11 October 2012 saw the first observance of the International Day of the Girl. The focus was on ending the practice of child marriage, but several more issues came up. And there were different ways of observing the day. Among them, even if a couple of days in advance, was the Taliban attack on Malala Yousufzai, the 14-year-old Pakistani girl who has been campaigning for the girls’ right to education. Perhaps the Taliban planned it like this, or they did not realize it, but this was a very clear statement on girls’ and women’s rights, and will hopefully backfire on them.
It is amazing that men are allowed to commit such crimes in their zeal and immense self-righteousness. One wonders whether they have mothers, sisters, wives or daughters, and if they do what they think of them. There is no doubt that they have no female friends, nor could they ever if they are unable to accept the equality of the male and female human beings.
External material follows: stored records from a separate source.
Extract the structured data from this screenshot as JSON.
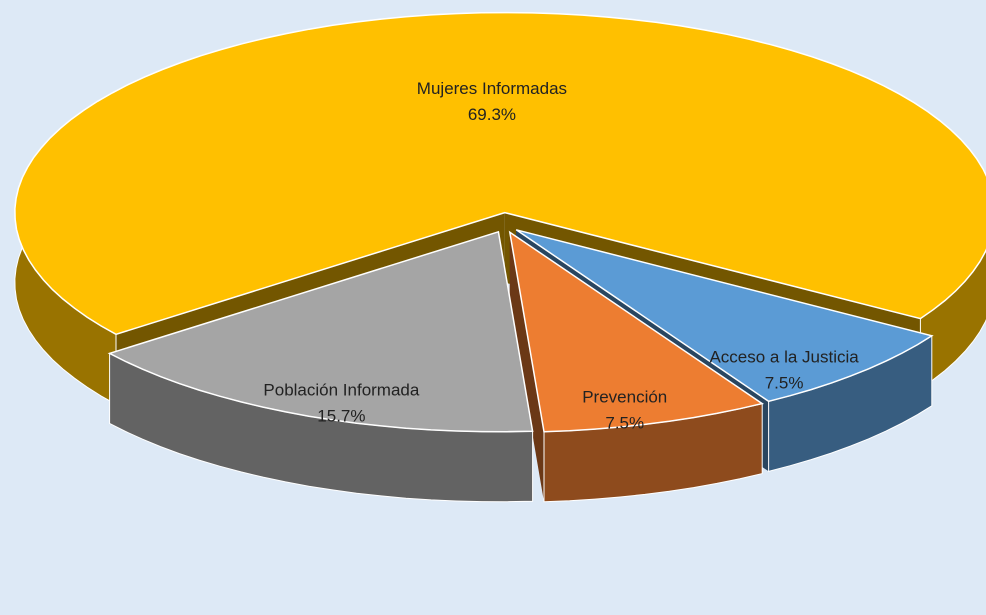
{
  "chart_data": {
    "type": "pie3d",
    "categories": [
      "Mujeres Informadas",
      "Acceso a la Justicia",
      "Prevención",
      "Población Informada"
    ],
    "values": [
      69.3,
      7.5,
      7.5,
      15.7
    ],
    "value_labels": [
      "69.3%",
      "7.5%",
      "7.5%",
      "15.7%"
    ],
    "colors": [
      "#ffc000",
      "#5b9bd5",
      "#ed7d31",
      "#a5a5a5"
    ]
  }
}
How can one end this? Can these people be educated or they are so immersed in their beliefs that they can never consider any alternative? What are those with any influence upon them, from family members to religious and political leaders, doing? And if there is no hope for change, how can they be isolated in their unreal world and rendered unable to harm other people, especially female people?
There is all the talk about the Arab spring, and what is happening in Syria or in Bahrein, etc. Often there are suggestions that those revolting against authoritarian regimes should be given weapons to defend themselves. But nobody has proposed to arm the women, who are suffering under authoritarian rule in several countries, even if they are the slightly larger and usually the more hard-working part of the population. Why not arm the women in the tribal areas of Pakistan, or in parts of the Middle East or Africa, to give them at least a chance to stop the aggression against them? They may not be used to it, it may not be in their nature to take life instead of giving it, but it would definitely be legitimate self-defence…
Giving actual arms to the oppressed female populations around the world may be an extreme measure. But arming them with knowledge, through education, and with other means to care for themselves and their families, like microcredit, can make a big difference for them and those around them. Moreover, there should be no compromise at the normative level on the equality of rights of all human beings. Reservations of any sort, like reportedly those about to be introduced in the new Egyptian constitution, would be a further slide backwards and should not be tolerated by anybody, first of all by those directly affected, the more-than-half of the human population that are women.